Tran imagines how different her life might have been if she’d had someone like Raya to look up to. Like many kids, Tran and her sisters grew up Disney-obsessed and, more specifically, Disney-princess-obsessed: “There is this sort of culture of wanting to be a princess from a very young age. When you’re young, you don’t actually really know why you want to be like something you’ve seen. Or someone you’ve seen. But it definitely was a source of desire for me.”
Tran is aware that there are still many kids in the world who have yet to see a Disney hero who looks or acts like them. “I want to live in a world where every single type of person can see themselves in a movie like this,” she said with familiar passion. “There’s a lot of work to be done in that respect. I’d love to see a Disney warrior who—I don’t know, can I say this without getting in trouble? I don’t care—is openly in the LGBTQ community. I would love to see representation in terms of someone who maybe isn’t able-bodied. And I’m hopeful. We’ll see.”

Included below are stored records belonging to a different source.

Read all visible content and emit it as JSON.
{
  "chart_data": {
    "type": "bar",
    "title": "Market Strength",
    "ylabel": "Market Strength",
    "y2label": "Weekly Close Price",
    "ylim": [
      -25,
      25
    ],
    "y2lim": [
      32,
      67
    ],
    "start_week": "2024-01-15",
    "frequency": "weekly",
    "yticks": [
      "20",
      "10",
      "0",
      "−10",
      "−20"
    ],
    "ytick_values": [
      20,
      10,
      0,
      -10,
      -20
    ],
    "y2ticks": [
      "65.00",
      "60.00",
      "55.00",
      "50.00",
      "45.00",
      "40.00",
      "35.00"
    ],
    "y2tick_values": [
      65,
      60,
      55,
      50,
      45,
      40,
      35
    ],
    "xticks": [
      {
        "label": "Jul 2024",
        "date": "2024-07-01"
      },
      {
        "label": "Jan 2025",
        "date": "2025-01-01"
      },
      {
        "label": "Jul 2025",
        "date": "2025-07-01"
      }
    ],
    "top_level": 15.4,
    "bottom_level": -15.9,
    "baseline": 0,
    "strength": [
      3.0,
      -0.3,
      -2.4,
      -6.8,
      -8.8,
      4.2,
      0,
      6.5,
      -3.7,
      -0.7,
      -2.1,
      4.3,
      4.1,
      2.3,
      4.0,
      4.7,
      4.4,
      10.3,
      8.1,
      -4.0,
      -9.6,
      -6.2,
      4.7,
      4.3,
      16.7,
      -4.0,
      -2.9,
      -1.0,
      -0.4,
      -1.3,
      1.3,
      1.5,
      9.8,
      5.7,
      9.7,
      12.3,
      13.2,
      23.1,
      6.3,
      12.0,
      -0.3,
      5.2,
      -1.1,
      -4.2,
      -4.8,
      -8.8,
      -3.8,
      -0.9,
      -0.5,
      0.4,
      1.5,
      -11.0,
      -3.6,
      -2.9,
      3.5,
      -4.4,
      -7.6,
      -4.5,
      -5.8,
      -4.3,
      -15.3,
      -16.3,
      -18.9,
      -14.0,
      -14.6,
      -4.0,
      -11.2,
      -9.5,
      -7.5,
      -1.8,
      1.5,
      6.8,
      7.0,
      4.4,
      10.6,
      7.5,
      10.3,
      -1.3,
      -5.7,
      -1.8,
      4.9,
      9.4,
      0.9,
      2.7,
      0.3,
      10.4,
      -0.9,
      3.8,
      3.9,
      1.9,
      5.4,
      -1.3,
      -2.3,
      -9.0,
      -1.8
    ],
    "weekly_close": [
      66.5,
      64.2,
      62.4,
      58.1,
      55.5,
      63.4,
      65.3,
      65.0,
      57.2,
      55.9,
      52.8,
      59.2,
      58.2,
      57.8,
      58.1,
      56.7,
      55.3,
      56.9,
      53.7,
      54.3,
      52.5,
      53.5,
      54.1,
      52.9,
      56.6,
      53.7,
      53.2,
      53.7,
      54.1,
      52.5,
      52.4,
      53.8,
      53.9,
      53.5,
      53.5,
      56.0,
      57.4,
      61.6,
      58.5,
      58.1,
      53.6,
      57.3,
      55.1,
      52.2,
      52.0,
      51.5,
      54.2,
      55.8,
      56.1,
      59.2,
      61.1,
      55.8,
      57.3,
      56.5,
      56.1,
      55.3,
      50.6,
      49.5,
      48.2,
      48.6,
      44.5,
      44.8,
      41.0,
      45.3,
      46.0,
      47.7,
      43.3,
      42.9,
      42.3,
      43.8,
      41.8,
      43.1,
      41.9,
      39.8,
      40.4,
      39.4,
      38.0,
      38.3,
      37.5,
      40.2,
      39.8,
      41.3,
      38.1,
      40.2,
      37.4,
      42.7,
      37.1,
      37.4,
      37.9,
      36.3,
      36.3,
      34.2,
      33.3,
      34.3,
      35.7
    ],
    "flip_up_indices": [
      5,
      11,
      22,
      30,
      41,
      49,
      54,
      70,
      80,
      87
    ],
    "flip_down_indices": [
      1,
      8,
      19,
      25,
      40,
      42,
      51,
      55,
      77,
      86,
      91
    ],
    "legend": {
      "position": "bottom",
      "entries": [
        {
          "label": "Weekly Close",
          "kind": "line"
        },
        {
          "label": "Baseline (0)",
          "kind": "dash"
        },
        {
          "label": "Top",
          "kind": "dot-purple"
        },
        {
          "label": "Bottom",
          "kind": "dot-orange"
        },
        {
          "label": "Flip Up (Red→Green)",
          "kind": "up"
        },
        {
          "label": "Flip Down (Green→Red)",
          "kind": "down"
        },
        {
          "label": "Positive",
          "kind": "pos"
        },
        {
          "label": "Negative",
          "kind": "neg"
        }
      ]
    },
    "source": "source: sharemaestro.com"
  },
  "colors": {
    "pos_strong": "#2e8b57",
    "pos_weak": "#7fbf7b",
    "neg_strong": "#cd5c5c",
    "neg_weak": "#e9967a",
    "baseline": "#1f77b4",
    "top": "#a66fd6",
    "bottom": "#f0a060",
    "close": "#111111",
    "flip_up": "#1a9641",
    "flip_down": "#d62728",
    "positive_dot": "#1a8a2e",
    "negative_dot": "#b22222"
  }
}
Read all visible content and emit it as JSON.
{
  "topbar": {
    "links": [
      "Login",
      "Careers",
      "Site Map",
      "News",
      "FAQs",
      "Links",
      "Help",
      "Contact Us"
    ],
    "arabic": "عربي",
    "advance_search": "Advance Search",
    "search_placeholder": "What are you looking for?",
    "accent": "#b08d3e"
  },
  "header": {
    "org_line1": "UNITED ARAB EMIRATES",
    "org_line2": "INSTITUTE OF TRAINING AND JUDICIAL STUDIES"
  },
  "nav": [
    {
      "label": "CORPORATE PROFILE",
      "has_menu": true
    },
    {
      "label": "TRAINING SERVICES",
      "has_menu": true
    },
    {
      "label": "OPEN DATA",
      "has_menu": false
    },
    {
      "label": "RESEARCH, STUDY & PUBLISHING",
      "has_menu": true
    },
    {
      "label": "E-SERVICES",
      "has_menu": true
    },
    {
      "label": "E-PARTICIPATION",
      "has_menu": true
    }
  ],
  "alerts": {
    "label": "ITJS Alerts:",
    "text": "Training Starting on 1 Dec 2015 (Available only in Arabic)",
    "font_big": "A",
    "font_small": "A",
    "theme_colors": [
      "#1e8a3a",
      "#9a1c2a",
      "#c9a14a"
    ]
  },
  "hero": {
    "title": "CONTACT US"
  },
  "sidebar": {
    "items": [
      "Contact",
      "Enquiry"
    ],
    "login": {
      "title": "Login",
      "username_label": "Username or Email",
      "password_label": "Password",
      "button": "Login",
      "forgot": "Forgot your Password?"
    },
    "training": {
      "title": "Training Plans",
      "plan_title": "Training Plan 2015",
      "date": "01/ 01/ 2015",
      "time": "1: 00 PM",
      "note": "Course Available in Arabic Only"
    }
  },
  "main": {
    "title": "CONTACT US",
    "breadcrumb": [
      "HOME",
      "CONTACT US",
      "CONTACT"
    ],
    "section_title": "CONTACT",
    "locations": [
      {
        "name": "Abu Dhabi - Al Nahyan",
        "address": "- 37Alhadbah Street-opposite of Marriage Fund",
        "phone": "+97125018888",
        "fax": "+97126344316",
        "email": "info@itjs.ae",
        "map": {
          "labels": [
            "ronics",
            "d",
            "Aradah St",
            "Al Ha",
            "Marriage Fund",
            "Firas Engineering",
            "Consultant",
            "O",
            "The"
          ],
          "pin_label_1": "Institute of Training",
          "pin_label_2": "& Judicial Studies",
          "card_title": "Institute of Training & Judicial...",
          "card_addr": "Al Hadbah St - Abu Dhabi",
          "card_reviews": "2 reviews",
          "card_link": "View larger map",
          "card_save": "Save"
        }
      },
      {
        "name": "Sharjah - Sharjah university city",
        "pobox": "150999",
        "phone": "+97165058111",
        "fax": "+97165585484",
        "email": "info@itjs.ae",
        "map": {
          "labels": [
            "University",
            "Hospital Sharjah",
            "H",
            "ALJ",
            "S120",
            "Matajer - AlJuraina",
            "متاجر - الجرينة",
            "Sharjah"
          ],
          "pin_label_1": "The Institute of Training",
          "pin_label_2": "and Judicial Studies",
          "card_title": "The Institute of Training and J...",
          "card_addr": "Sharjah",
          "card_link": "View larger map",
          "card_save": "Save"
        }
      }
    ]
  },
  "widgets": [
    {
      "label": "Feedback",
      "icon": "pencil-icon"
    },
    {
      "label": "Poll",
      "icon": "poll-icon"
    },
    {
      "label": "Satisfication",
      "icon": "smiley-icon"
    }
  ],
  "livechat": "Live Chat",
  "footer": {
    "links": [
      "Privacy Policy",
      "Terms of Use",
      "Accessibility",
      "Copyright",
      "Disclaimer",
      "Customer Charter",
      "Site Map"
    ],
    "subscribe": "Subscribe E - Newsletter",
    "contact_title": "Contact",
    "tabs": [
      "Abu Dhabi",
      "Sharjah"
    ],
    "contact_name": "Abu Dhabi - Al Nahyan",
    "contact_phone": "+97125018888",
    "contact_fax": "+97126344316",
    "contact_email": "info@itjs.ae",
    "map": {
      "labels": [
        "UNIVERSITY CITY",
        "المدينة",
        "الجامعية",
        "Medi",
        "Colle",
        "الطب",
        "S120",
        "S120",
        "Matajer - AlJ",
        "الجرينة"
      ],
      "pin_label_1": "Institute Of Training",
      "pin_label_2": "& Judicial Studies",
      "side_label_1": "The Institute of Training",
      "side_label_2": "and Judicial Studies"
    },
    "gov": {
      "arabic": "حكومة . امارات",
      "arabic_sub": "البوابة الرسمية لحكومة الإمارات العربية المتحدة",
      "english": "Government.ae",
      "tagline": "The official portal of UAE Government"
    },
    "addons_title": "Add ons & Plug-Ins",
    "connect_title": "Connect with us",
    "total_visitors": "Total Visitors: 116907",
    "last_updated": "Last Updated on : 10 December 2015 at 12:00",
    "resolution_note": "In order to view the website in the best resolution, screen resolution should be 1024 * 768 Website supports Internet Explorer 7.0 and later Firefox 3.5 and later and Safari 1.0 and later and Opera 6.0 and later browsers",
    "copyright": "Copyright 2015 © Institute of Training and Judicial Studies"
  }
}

Most Disney princesses when Tran was growing up were white and demure; all were thin and straight. The power and responsibility to change that perception is not lost on Tran. “It also feels so self-important to say that—like my work is so important. But when it comes to me actually thinking about the girl that I was growing up, I think that if I had seen more representations of this type of woman, I wonder how differently I would interact with the world. So yeah, it feels really cool to be part of that change.”